1. Het verdere verloop van de procedure
Bij tussenvonnis van 23 maart 2010 heeft het Hof de zaak naar de rol gewezen. Op de rolzitting van 20 april 2010 is zijdens [appellant] een akte ingediend, waaraan producties waren gehecht. Het Hof heeft de akte geaccepteerd, maar de producties geweigerd en aan de gemachtigde teruggegeven. Op 28 april 2010 heeft het Hof ambtshalve een beschikking gegeven. Op de rolzitting van 18 mei 2010 is zijdens [geintimeerde] een antwoordakte ingediend. Van de gelegenheid om op die rolzitting de eerder aangeboden producties alsnog over te leggen, is zijdens [appellant] geen gebruik gemaakt. Vonnis is bepaald op heden.
2. De verdere beoordeling
2.1
Nu [appellant] heeft gesteld kosten te hebben moeten maken om aan het bestreden vonnis gevolg te geven en [geintimeerde] dat niet heeft betwist, wordt [appellant] geacht voldoende belang te hebben bij het hoger beroep.
2.2
Geen grieven zijn gericht tegen de door het GEA onder 2 als vaststaand aangenomen feiten. De vaststelling komt het Hof juist voor. Het Hof gaat daarom van die vaststelling uit.
2.3
Het GEA heeft [appellant] veroordeeld tot rectificatie in twee kranten van onrechtmatig geoordeelde uitlatingen. Hiertegen is het hoger beroep gericht.
2.4
In de toelichting bij grief 1 heeft [appellant] betoogd dat het GEA zijn uitlatingen in de Statenvergadering van 1 juni 2009 (weergegeven in het bestreden vonnis in rov. 2.6) niet inhoudelijk had mogen toetsen, omdat die vallen onder de parlementaire immuniteit.
2.5
Artikel III.20 van de Staatsregeling van Aruba luidt:
‘De leden van de Staten, de ministers en ander personen die deelnemen aan de beraadslaging, kunnen niet in rechte worden vervolgd of aangesproken voor hetgeen zij in de vergaderingen van de Staten of van commissies daaruit hebben gezegd of aan deze schriftelijk hebben overgelegd.’

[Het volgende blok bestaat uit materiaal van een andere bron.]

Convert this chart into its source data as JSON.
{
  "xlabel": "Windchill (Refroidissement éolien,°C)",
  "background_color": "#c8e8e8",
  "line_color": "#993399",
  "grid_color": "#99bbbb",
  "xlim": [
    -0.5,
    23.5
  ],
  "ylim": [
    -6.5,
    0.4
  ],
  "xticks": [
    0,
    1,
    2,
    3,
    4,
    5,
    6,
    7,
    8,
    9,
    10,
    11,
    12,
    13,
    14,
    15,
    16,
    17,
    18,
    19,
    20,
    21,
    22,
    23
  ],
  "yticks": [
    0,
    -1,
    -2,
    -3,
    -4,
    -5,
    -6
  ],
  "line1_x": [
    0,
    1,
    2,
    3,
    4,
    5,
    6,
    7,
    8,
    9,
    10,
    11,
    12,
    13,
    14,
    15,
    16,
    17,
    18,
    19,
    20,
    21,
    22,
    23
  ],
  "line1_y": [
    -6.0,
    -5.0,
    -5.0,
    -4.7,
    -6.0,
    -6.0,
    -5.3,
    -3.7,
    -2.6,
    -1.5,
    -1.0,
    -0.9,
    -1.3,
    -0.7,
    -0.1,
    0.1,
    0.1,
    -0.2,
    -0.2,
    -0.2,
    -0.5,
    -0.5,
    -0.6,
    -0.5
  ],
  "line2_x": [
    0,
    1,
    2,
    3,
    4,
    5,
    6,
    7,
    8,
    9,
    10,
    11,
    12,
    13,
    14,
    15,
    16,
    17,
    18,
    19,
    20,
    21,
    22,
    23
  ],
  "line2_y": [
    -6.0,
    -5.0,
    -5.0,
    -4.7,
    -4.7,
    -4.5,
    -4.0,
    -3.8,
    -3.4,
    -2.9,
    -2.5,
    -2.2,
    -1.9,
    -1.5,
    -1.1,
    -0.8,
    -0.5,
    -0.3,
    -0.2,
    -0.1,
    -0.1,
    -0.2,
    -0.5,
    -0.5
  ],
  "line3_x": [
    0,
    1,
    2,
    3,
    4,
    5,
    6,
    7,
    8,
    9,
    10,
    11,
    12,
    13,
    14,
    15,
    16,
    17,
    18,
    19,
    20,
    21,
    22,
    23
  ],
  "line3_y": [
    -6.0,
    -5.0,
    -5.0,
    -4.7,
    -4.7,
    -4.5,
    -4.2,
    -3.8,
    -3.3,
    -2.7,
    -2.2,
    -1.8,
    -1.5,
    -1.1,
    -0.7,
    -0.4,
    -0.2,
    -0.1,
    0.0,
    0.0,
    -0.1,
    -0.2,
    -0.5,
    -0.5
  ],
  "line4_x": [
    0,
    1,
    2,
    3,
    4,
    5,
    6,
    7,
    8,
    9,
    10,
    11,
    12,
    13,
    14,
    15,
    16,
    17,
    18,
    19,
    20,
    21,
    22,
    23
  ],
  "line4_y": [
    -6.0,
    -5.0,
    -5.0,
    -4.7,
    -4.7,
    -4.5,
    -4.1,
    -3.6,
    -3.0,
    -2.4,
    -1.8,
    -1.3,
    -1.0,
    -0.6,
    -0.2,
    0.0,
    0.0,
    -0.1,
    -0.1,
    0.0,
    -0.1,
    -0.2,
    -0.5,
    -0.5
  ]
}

Het Reglement van Orde voor de Staten van Aruba (AB 1990 no. 20, zoals gewijzigd bij AB 1998 no. 12) bevat in de artikelen 37 tot en met 39 diverse maatregelen die de Statenvoorzitter of de Staten zelf kunnen of moeten nemen indien een spreker afwijkt van het onderwerp in beraadslaging en/of beledigende uitdrukkingen gebruikt.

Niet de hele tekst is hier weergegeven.